SUMMARY FROM GOODREADS:
As children Kathy, Ruth, and Tommy were students at Hailsham, an exclusive boarding school secluded in the English countryside. It was a place of mercurial cliques and mysterious rules where teachers were constantly reminding their charges of how special they were.
Now, years later, Kathy is a young woman. Ruth and Tommy have reentered her life. And for the first time she is beginning to look back at their shared past and understand just what it is that makes them special–and how that gift will shape the rest of their time together.
Kazuo Ishiguro’s writing voice was straight forward yet hauntingly beautiful. I fell in love with the book even though I don’t really like the characters and that was all because the author’s prose was so heart-wrenching and so nostalgic. And it hit a part of my heart that really digs this kind of prose. Especially since Never Let Me Go made me cry and it even haunts me in my sleep.
Never Let Me Go is the type of book that’s hard to put down. Even though I don’t have any idea what I’m reading about at the beginning, I keep on turning the pages. The story was like a jigsaw puzzle that gradually takes shape as I read. I believe it was the power of Ishiguro’s writing that kept my attention. After all, the story, the air around it, was really disturbing. The characters seems to be normal people yet I can feel that they were different. It was in the way Kathy narrates the story, in the way the students act, in the way they were brought up in Hailsham, in the way the guardians treat them.
It took me up to the second part of the story to figure out what bothers me while reading the book. It’s because the characters felt so… inhuman. That even though they talk about friendship, relationships, sex and love, I feel that something is lacking. Like the way they talk and act feels mechanical. I learned halfway that it was because they were clones. And that they were created to become organ donors to cure sickness.
It was really tragic, that they could not do anything to change their destiny. It was so heart-wrenching, that feeling of helplessness and acceptance of their role in life. So at the end, when Tommy screamed his heart out after they learned about the truth, I really cried.
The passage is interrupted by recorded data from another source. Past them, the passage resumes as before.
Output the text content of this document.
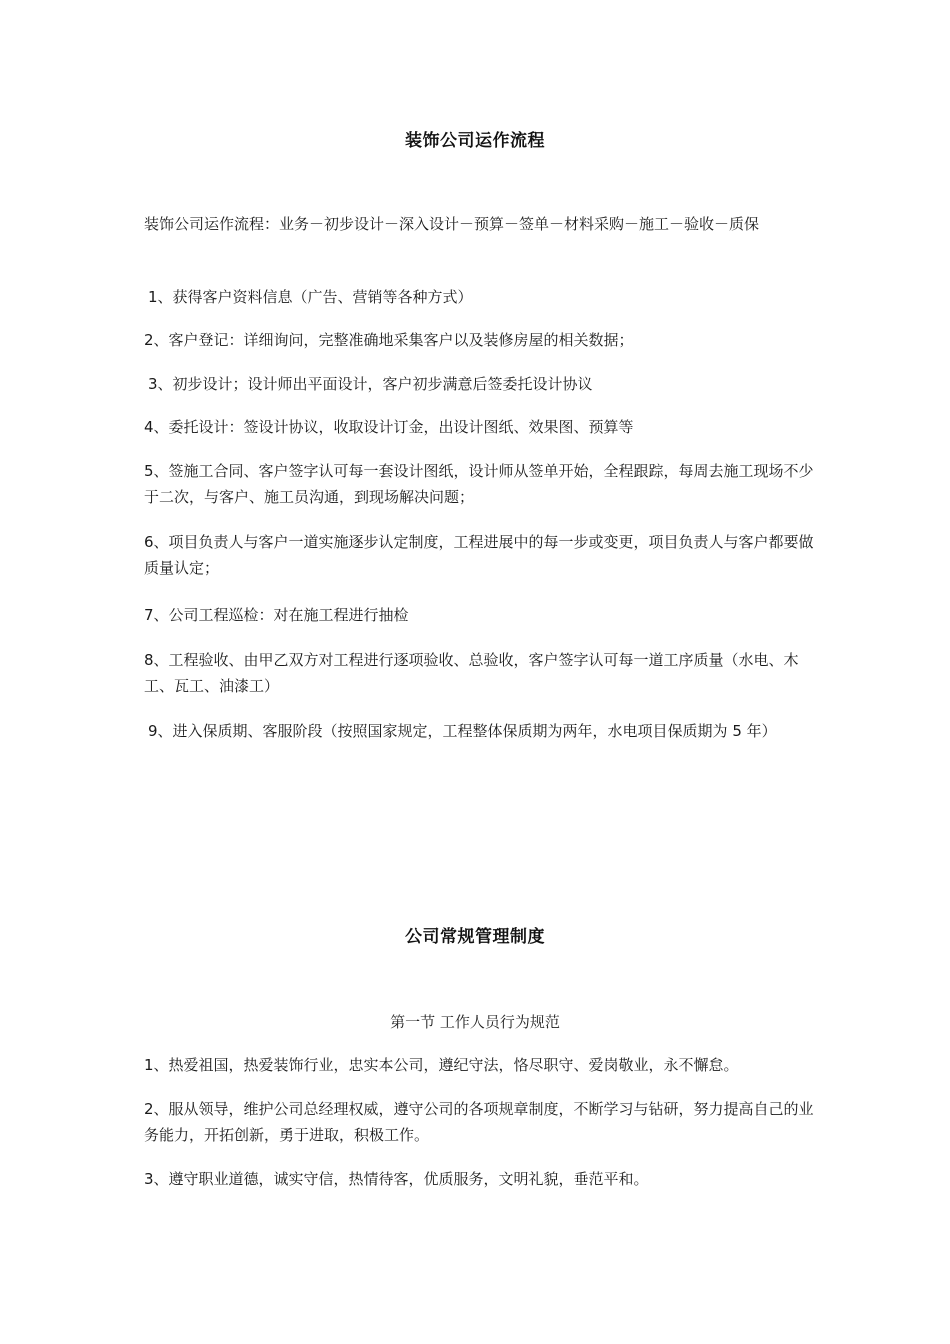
装饰公司运作流程
装饰公司运作流程：业务－初步设计－深入设计－预算－签单－材料采购－施工－验收－质保
1、获得客户资料信息（广告、营销等各种方式）
2、客户登记：详细询问，完整准确地采集客户以及装修房屋的相关数据；
3、初步设计；设计师出平面设计，客户初步满意后签委托设计协议
4、委托设计：签设计协议，收取设计订金，出设计图纸、效果图、预算等
5、签施工合同、客户签字认可每一套设计图纸，设计师从签单开始，全程跟踪，每周去施工现场不少于二次，与客户、施工员沟通，到现场解决问题；
6、项目负责人与客户一道实施逐步认定制度，工程进展中的每一步或变更，项目负责人与客户都要做质量认定；
7、公司工程巡检：对在施工程进行抽检
8、工程验收、由甲乙双方对工程进行逐项验收、总验收，客户签字认可每一道工序质量（水电、木工、瓦工、油漆工）
9、进入保质期、客服阶段（按照国家规定，工程整体保质期为两年，水电项目保质期为 5 年）
公司常规管理制度
第一节 工作人员行为规范
1、热爱祖国，热爱装饰行业，忠实本公司，遵纪守法，恪尽职守、爱岗敬业，永不懈怠。
2、服从领导，维护公司总经理权威，遵守公司的各项规章制度，不断学习与钻研，努力提高自己的业务能力，开拓创新，勇于进取，积极工作。
3、遵守职业道德，诚实守信，热情待客，优质服务，文明礼貌，垂范平和。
But as I have said, I don’t really like the characters. Especially Ruth. I hate her until the end. I really didn’t believe in their “deep” friendship because I felt like they kept on betraying one another since they were children until they were already adults. Even that feeling of “love”. I really didn’t feel it. So when “madame” asked Kathy and Tommy at the last few chapters about how they were sure they are in love, it made me nod to myself because I really didn’t feel the love. Anyway, they just lack something. I don’t know if the author really created his characters that way because after all, they were clones and they are not really humans with souls and real emotions. I have no way of knowing. But I was drawn in by the cruelty of the world they were living in and I was able to get what the author was trying to impart to his readers. Most of all, I really cried at the end where I found one of my favorite passages in the whole book, where I finally felt the LOVE:
“I stood there, looking at that strange rubbish, feeling the wind coming across those empty fields, that I started to imagine just a little fantasy thing, because this was Norfolk after all, and it was only a couple of weeks since I’d lost him. I was thinking about the rubbish, the flapping plastic in the branches, the shore-line of odd stuff caught along the fencing, and I half-closed my eyes and imagined this was the spot where everything I’d ever lost since my childhood had washed up, and I was now standing here in front of it, and if I waited long enough, a tiny figure would appear on the horizon across the field, and gradually get larger until I’d see it was Tommy, and he’d wave, maybe even call.”